Keine Aber, Herr Howard! Sie haben die nöthigen Summen; sie schaffen noch zwanzig Hände herbei — für gute wollen wir sorgen. Morgen das Weitere.
Am Morgen kam der junge Menou, ein schlichter, gewandter Jüngling von etwa zwanzig Jahren. Der Tag verging in Besichtigung der Pflanzung. Der junge Mensch hatte mein volles Zutrauen in wenig Stunden gewonnen. Ich empfahl ihm die Meinigen, und am Abende schifften wir uns nach seines Vaters Pflanzung im Ploughboy[7] ein.
[7]: Ploughboy, der Name eines Dampfbootes.
Nicht sehr interessant, aber recht natürlich.
Der gute Creole hatte christlich an mir gehandelt. Als wir vor dem Hause des Friedenrichters anhielten, und ich ihm — er war bereits im Schlafrocke — die näheren Ursachen meines Ansuchens um Verhaftung Mister Bleaks eines weitern auseinander setzte, kam mir der gute Mann mit dem naiven Geständnisse entgegen: Wußte Alles, lieber Mister Howard, sonnenklar; sah jeden Ballen, um den er Sie bestahl, oder bestehlen wollte.
Aber um's Himmelswillen, Mann! fuhr ich heraus, warum ließen Sie dieses so angehen?
Weil es mich nichts anging, Lieber, versetzte er mir trocken.

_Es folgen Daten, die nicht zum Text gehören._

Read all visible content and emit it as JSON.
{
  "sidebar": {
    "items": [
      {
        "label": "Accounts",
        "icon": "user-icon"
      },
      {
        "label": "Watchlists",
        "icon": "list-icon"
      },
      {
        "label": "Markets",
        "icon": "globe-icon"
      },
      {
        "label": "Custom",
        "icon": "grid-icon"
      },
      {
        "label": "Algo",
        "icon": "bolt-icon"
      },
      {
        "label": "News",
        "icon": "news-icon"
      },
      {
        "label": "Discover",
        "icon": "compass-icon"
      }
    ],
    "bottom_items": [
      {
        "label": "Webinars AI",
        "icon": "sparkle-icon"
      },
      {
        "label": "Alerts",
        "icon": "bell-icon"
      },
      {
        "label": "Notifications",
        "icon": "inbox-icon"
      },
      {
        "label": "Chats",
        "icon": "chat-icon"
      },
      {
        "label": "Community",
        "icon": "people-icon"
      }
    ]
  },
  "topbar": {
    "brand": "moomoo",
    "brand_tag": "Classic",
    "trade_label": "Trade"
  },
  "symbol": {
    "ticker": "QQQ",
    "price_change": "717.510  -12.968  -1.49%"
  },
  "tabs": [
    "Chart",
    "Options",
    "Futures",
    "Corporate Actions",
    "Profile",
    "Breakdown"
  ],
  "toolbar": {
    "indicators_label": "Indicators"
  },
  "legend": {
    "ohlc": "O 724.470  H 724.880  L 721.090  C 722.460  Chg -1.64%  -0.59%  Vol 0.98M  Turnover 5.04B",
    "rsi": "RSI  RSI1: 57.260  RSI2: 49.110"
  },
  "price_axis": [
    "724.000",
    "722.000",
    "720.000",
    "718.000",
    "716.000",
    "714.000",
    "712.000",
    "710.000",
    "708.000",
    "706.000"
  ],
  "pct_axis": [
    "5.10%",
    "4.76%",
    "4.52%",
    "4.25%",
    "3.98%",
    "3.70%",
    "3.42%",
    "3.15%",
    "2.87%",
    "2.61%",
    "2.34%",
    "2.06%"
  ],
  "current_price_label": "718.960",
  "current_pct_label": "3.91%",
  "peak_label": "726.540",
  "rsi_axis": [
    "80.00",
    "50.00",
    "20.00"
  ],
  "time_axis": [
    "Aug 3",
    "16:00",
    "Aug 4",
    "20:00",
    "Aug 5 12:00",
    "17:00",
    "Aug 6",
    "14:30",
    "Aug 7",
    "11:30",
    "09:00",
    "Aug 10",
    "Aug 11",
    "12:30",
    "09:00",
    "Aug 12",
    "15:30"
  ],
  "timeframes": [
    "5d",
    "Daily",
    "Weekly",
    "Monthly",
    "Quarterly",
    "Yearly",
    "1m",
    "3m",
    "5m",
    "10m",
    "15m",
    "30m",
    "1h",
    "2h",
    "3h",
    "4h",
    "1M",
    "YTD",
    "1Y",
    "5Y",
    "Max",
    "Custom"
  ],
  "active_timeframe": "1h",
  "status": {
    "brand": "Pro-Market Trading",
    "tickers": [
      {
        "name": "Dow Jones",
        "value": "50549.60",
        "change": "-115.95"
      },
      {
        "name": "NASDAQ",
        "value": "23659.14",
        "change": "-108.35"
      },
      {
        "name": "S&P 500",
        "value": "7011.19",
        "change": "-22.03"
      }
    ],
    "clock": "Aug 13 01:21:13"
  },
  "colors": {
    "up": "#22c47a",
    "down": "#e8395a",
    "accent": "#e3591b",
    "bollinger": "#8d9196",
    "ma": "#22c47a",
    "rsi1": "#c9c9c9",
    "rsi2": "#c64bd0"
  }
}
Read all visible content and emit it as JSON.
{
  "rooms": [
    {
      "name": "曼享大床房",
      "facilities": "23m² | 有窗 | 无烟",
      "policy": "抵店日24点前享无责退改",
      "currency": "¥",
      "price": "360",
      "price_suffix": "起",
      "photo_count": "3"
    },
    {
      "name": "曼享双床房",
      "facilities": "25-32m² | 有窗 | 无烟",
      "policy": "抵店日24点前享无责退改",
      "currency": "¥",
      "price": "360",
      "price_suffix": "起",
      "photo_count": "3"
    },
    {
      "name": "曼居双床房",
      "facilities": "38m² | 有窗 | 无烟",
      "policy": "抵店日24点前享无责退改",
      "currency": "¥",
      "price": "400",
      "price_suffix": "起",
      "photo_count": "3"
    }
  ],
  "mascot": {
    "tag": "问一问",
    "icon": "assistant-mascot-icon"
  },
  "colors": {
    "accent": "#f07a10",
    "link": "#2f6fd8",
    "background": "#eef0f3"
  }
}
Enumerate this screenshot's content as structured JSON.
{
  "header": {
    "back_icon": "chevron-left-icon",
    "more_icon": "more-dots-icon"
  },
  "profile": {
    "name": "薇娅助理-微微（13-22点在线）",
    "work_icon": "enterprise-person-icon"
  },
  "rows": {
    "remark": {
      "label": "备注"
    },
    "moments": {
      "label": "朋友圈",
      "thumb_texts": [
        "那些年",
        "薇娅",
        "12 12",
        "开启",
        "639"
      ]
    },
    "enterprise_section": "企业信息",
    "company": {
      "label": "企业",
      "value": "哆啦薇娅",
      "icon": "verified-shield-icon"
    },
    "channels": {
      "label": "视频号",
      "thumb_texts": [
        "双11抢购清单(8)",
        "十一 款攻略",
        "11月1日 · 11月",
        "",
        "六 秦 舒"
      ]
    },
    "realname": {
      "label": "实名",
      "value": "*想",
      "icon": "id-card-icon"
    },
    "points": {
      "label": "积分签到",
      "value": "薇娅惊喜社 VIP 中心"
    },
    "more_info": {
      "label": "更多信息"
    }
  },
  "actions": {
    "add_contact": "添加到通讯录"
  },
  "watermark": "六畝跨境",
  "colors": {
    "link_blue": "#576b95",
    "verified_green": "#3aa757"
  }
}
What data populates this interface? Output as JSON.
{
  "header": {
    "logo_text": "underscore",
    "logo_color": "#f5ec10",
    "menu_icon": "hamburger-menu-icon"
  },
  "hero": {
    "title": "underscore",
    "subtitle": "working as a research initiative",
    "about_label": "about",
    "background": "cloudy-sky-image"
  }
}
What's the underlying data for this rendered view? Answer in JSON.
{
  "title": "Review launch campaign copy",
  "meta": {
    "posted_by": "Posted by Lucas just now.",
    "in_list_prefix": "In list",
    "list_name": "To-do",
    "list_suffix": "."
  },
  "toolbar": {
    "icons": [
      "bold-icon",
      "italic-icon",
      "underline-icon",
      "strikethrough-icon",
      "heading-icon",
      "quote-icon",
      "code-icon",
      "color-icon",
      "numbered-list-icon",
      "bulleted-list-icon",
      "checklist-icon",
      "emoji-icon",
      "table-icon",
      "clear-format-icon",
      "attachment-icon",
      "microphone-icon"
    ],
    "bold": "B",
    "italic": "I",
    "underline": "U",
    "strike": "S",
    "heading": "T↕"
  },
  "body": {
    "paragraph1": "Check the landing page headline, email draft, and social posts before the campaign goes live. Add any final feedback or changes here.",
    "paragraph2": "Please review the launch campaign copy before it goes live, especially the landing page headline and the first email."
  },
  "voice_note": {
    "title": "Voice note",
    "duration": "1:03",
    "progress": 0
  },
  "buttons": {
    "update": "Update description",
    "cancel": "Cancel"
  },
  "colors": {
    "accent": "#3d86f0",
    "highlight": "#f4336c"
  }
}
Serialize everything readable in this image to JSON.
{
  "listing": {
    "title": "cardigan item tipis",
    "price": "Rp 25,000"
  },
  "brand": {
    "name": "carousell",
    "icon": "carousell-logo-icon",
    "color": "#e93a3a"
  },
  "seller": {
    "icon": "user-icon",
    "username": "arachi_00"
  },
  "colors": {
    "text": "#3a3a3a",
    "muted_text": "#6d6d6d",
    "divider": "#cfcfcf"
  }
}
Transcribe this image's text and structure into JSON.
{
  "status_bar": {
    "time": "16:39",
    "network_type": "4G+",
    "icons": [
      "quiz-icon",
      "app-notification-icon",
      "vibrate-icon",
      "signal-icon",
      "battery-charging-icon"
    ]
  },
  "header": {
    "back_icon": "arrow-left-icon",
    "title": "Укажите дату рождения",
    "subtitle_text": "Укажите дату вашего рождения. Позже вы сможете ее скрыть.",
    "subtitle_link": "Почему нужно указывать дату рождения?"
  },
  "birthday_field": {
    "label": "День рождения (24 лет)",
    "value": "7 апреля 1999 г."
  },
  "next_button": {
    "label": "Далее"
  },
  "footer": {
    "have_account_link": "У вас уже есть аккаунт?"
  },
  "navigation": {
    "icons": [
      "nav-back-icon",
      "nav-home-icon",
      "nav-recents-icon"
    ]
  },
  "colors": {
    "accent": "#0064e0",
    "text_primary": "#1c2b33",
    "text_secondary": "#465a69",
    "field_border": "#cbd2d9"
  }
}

Hätten Sie wenigstens meinen Anwald benachrichtigt.
Ging mich nichts an, war wieder die Antwort; doch plötzlich seine Augen starr auf mich richtend, fing er ziemlich derb an, mir eine Art Strafpredigt zu halten, auf die ich nichts weniger als gefaßt war. Ei, ei! begann er, die Schlafhaube aufs linke Ohr setzend, da kommt ihr jungen Herren mit eurem Dutzend Blakies aus dem Norden, werft dem County ein paartausend Dollars zu, glaubt dafür gemächlich den Absentee-Gentleman spielen zu können, und uns recht sehr zu beehren, wenn ihr uns die Mühe überlasset, euch die Dollars und Banknoten zusammenzuscharren und nachzuschicken, daß ihr sie oben oder gar außer Landes verzehren möget. Mir thut's beinahe leid, Mister Howard, daß Sie nicht sechs Monate später kamen.